Virgin Media wants to use its broadband cabinets to solve one of the biggest hurdles preventing the adoption of electric vehicles (EVs).
Electric cars, especially with their ever-growing range of connected features, have a range problem. Research has shown that the biggest reason drivers are still opting for combustion vehicles is the lack of charging infrastructure for EVs causing “range anxiety”.
While an increasing number of places are installing charging infrastructure, especially in service stations along main routes, it’s a slow and costly endeavour.
Virgin Media currently has around 40,000 street cabinets up-and-down the UK which are used for the company’s cable broadband network.

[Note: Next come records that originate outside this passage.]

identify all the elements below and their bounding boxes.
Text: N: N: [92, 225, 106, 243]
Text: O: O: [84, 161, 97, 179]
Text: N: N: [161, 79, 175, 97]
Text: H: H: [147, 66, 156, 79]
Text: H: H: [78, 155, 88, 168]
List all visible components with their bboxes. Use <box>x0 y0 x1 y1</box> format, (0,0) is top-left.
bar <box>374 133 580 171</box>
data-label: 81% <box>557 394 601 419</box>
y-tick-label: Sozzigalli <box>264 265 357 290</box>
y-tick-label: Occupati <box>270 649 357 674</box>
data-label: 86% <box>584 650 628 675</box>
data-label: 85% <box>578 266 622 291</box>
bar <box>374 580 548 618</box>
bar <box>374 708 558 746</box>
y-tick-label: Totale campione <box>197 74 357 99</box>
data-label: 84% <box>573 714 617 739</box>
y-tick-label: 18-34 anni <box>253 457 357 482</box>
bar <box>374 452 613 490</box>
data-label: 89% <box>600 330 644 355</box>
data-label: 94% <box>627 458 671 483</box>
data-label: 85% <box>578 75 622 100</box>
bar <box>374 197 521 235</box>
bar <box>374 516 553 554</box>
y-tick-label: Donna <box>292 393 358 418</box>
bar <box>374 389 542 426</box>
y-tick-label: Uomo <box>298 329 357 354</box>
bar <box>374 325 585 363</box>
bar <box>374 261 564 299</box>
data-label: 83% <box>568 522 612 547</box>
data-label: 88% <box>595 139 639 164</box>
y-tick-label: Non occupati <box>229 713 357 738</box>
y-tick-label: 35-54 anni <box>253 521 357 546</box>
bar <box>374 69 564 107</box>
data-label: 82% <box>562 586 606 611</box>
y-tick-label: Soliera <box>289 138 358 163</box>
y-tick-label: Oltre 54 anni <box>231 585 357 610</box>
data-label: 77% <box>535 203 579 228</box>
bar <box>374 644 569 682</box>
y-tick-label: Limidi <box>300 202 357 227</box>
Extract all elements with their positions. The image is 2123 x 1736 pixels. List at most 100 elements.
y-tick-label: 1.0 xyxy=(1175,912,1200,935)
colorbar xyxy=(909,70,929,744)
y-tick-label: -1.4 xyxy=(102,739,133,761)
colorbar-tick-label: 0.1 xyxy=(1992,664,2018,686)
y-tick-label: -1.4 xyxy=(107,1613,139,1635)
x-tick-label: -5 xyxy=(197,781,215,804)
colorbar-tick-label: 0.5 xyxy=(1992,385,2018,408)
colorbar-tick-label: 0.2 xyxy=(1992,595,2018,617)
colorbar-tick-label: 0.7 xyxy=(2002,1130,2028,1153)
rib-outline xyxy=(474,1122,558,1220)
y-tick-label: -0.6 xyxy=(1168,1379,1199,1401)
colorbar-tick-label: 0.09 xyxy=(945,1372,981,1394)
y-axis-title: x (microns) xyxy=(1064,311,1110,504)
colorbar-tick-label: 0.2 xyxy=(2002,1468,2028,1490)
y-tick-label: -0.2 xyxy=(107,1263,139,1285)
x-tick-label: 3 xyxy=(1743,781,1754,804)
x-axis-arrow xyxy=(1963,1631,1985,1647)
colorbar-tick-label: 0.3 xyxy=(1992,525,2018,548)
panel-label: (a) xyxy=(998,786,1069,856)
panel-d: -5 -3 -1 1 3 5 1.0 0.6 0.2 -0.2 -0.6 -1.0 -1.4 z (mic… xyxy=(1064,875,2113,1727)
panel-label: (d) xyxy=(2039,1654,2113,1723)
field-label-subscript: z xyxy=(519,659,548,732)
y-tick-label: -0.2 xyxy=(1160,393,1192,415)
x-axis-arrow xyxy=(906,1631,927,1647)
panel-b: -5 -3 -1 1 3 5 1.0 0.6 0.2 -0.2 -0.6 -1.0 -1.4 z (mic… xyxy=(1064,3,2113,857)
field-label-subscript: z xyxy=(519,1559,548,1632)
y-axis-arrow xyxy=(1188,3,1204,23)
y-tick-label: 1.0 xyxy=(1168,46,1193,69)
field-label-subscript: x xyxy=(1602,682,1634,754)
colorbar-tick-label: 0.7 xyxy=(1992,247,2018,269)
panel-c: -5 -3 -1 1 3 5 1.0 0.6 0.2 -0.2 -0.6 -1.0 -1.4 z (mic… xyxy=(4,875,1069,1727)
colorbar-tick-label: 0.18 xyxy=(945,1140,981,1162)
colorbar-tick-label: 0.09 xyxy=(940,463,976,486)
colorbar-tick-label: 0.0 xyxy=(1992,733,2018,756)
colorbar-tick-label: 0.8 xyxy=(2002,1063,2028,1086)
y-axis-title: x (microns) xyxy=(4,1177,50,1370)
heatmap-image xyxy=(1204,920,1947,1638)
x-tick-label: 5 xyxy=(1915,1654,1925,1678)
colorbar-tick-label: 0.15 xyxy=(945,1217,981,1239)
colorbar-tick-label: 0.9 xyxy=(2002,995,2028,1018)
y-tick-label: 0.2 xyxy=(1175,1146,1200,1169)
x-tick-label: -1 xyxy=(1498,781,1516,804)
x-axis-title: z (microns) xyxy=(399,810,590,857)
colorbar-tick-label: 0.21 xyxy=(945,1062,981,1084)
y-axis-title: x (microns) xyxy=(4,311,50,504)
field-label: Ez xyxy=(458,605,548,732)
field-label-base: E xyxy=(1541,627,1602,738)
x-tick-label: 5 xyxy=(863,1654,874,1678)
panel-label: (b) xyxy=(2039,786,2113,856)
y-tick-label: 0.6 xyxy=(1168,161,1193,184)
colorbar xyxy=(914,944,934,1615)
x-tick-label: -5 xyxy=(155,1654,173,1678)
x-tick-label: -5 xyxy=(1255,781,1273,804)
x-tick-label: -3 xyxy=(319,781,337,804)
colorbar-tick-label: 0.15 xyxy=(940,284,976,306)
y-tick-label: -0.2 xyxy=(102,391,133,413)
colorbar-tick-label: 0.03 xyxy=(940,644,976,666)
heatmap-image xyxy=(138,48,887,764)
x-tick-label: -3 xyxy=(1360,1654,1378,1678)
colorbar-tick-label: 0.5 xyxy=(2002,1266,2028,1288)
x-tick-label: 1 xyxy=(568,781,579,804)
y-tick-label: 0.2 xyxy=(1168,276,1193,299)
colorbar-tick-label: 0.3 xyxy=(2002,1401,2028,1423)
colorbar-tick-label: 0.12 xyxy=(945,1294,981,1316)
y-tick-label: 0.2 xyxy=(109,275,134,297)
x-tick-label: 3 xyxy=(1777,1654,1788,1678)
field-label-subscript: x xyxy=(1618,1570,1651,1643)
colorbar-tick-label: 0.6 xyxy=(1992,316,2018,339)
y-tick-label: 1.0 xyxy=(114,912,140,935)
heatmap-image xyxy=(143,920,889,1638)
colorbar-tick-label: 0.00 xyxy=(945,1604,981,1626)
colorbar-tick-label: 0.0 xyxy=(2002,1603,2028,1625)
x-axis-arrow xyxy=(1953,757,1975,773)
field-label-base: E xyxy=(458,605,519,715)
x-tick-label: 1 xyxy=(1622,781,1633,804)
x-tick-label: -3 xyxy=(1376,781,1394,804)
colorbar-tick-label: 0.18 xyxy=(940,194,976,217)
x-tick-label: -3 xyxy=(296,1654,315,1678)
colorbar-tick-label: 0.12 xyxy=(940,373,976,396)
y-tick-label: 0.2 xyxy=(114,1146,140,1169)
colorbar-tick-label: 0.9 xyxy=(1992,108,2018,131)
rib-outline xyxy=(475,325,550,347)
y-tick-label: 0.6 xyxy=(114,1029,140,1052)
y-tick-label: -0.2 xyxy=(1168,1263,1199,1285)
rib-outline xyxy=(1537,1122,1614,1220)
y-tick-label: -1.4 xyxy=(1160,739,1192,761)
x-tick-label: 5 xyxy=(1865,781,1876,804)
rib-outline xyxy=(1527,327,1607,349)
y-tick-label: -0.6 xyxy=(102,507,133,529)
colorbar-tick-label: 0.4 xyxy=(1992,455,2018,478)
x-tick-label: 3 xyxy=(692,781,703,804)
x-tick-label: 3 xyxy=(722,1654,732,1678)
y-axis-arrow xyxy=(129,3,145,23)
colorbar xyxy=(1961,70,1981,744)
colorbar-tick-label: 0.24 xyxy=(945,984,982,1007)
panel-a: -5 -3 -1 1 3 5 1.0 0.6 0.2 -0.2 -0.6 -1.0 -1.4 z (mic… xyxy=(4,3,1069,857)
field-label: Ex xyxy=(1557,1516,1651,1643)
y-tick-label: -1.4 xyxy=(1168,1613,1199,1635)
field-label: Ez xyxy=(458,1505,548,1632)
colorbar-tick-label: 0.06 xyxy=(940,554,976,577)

Over the next 18 months, Virgin Media plans to install charging stations at 1,200 of these cabinets.
Retrofitting existing infrastructure is faster and more cost-effective than building a nationwide charging network from scratch. The wider rollout is being planned following a successful trial in Southwark, London with startup Connected Kerb.
Jason Simpson, Vice President Global Energy and Utilities for Liberty Global, comments,
“Leveraging street cabinets allows Liberty Global to look beyond traditional uses of telecom infrastructure and make a positive impact on the environment and in communities throughout the UK.
By bringing more electric vehicle chargers and associated connectivity to Britain’s streets, we are making a significant contribution to Innovate UK’s ambition to encourage more people to buy electric cars.
We’re excited to be working with a wide array of partners who each bring their own areas of expertise to this exciting and innovative project.”
The working title of the project is called Virgin Media Park & Charge. Further details, including the conglomerate’s next target area, are yet to be announced.
We can only speculate on pricing but users of the trial in Southwark were charged £3.50/hour for a maximum of four hours. When a wider rollout begins, it’s probably safe to assume some form of discount will be available for Virgin Media’s broadband and TV customers.
While electric vehicle drivers on the motorway are now fairly well-catered for by charging infrastructure along most routes, they struggle to find somewhere to power up within inner cities and suburban areas.
Virgin Media serves approximately 15.2 million homes and businesses predominantly in areas currently underserved by charging infrastructure, so it’s in a great position to step in and help end the range anxiety preventing EV adoption.